Enter social issues.
Making prejudice policy is easy. First, it costs the taxpayers little directly (though the hidden financial burden of dividing the citizenry is huge: it takes a lot of money to build, maintain and man barriers).
Second, it plays to deep human instinct. Behavioral economics provides ample evidence that we are not the rational creatures traditional economics would like us to be (I will provide references when I can).
Given the choice between one salary that is comparatively greater than those of our peers, and a slightly higher salary that is comparatively less, most people choose the former. In other words, we would rather have more than our peers than more for ourselves.

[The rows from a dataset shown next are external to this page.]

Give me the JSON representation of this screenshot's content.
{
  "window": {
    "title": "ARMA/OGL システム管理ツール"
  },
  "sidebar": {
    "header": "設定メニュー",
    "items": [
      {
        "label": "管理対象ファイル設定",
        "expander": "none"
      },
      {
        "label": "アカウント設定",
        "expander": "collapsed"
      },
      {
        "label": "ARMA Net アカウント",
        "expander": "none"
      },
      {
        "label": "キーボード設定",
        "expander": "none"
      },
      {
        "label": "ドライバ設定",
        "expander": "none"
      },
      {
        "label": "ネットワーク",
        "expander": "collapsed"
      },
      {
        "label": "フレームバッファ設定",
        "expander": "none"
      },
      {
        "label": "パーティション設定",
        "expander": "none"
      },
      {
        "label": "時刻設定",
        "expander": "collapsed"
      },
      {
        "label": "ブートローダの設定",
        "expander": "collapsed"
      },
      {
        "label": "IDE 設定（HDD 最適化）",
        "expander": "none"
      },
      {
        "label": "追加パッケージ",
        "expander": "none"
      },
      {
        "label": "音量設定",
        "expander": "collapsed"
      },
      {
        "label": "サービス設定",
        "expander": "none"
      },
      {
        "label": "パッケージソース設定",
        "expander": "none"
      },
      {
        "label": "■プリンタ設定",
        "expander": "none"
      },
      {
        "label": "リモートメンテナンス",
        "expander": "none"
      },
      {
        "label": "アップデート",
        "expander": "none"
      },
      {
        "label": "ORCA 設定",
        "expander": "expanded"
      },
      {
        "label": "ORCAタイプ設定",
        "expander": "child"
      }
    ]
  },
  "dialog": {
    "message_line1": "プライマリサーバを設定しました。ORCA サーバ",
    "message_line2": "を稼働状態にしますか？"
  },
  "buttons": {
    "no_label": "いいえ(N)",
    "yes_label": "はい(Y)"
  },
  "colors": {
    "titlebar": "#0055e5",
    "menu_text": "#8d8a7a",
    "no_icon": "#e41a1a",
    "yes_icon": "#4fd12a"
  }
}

Worse, recent experiments entailed giving students a dollar amount from 1-10, and then having them distribute and additional 2 to either those who originally had either 1 dollar more or less than they did. Those students who originally had 2 wore more likely to give to those who had 3 than those who had 1. If this works on a societal level, it would mean that we would rather the rich get richer if the alternative is that we switch places with the poor, even if our finances remain unchanged. The situation is arguably worse when the disadvantaged are seen as somehow different, say, because of complexion.
Propagandists understand these instincts on a deep level, and tap them to promote their agendas. Magicians know how to exploit blind spots.
It's called "baiting" for a reason; it lures us. The metaphor is extandable via the image of Neil Gaiman's character Despair, whose symbol is a hook.
As long as we continue to maintain a situation in which no forward movement is possible, those who peddle backward movement will be able to profit by landing customers with the hook of desperation.